A monopole antenna radiates in all directions, generally in a horizontal plane for a vertically oriented element. Monopole antennas are susceptible to effects that degrade the quality of communication between the remote station and the access point, such as reflection or diffraction of radio wave signals caused by intervening objects. Intervening objects include walls, desks and people, for example. These objects create multi-path, normal statistical fading, Rayleigh fading, and so forth. As a result, efforts have been made to mitigate signal degradation caused by these effects.
One technique for counteracting the degradation of RF signals is to use two antennas to provide diversity. The two antennas are coupled to an antenna diversity switch in one or both of the remote stations and the access point. The theory behind using two antennas for antenna diversity is that, at any given time, at least one of the antennas is likely receiving a signal that is not suffering from the effects of multi-path. Consequently, this antenna is the antenna that the remote station or access point selects via the antenna diversity switch for transmitting/receiving signals. Nonetheless, there is still a need to address the degradation of RF signals between the remote stations and an access point in a wireless local area network.

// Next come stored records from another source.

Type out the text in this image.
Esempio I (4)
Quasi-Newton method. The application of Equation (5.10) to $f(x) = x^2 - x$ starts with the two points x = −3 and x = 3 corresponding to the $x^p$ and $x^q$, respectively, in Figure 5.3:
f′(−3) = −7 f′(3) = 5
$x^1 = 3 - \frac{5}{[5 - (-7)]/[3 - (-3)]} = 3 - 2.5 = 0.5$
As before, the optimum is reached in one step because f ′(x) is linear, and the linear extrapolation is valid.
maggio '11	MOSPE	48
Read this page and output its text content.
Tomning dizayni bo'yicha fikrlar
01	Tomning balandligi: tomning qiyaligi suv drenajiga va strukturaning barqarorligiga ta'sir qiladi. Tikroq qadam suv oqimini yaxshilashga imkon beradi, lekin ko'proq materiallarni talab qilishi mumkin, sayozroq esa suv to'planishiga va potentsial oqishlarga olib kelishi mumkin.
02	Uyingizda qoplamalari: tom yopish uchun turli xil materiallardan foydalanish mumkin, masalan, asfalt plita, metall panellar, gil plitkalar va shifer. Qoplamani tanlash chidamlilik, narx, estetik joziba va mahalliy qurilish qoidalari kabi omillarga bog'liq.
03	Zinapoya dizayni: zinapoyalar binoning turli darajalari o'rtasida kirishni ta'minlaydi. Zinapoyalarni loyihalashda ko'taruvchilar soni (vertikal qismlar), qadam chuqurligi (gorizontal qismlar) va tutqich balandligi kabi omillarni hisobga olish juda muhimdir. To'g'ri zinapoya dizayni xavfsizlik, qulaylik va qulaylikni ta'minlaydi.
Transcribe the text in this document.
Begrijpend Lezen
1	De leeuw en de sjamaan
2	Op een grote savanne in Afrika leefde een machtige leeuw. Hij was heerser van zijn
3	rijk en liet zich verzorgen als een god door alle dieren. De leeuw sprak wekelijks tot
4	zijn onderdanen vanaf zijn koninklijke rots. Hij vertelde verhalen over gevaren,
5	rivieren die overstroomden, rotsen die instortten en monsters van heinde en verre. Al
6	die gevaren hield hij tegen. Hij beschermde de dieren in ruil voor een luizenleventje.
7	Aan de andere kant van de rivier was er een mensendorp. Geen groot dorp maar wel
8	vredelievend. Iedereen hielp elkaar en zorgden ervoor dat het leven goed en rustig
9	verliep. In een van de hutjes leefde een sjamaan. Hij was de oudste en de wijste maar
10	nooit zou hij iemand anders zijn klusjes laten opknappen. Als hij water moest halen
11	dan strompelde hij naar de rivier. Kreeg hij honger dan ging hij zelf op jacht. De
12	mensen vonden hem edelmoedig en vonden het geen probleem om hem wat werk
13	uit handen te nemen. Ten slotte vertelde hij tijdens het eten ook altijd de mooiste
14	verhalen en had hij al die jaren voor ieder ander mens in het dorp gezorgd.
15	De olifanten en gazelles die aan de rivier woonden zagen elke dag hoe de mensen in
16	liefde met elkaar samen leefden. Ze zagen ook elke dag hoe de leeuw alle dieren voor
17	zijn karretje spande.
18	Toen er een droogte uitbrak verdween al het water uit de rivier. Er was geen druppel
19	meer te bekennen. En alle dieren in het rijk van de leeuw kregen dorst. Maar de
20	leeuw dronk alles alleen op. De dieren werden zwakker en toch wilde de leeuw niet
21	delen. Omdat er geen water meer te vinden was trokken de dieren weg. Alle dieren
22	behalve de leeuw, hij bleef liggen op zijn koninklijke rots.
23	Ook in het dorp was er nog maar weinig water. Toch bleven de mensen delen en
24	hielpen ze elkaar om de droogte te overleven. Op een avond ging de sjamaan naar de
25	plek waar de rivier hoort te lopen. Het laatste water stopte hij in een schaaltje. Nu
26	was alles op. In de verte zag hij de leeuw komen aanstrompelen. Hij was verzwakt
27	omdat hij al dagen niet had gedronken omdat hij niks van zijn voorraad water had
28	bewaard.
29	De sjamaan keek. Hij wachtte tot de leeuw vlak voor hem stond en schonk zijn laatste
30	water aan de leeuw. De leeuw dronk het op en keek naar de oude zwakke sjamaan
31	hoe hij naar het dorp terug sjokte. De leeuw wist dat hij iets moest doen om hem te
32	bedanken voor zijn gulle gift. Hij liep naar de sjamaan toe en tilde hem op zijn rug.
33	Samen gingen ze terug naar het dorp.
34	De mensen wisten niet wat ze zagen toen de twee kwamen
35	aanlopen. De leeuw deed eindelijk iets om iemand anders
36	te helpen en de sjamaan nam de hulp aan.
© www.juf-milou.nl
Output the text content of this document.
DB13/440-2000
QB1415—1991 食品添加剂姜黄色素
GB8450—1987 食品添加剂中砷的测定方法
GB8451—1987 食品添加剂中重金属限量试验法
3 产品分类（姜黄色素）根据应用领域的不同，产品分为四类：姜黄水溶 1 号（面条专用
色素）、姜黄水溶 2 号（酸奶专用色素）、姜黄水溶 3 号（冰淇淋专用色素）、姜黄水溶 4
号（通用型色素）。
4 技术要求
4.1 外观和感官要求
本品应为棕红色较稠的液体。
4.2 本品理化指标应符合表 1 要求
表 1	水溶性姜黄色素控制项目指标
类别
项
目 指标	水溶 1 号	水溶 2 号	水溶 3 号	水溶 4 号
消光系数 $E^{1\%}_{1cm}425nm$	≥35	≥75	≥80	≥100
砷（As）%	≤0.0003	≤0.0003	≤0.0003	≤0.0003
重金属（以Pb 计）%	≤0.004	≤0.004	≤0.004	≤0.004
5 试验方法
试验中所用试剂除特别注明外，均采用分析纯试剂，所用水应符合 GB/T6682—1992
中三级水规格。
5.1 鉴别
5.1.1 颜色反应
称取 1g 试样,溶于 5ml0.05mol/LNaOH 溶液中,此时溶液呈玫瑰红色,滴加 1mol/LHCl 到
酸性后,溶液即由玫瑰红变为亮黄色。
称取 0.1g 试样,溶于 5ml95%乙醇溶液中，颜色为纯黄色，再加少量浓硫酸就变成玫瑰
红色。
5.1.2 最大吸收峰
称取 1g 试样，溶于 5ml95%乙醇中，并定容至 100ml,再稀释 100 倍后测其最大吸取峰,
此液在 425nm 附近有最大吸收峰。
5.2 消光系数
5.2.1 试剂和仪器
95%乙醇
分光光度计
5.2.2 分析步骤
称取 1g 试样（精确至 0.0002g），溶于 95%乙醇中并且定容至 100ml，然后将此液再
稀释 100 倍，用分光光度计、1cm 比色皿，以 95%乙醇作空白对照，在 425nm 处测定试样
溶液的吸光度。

In addition, another problem arises when a remote station is not aware that the access point and a selected remote station are communicating with one another, and this remote station attempts to communicate with the access point. As a result, collisions occur at the access point. This leads to a situation called the hidden node problem, which is due to the fact that not every remote station in a wireless local area network is able to communicate directly with every other remote station in the network.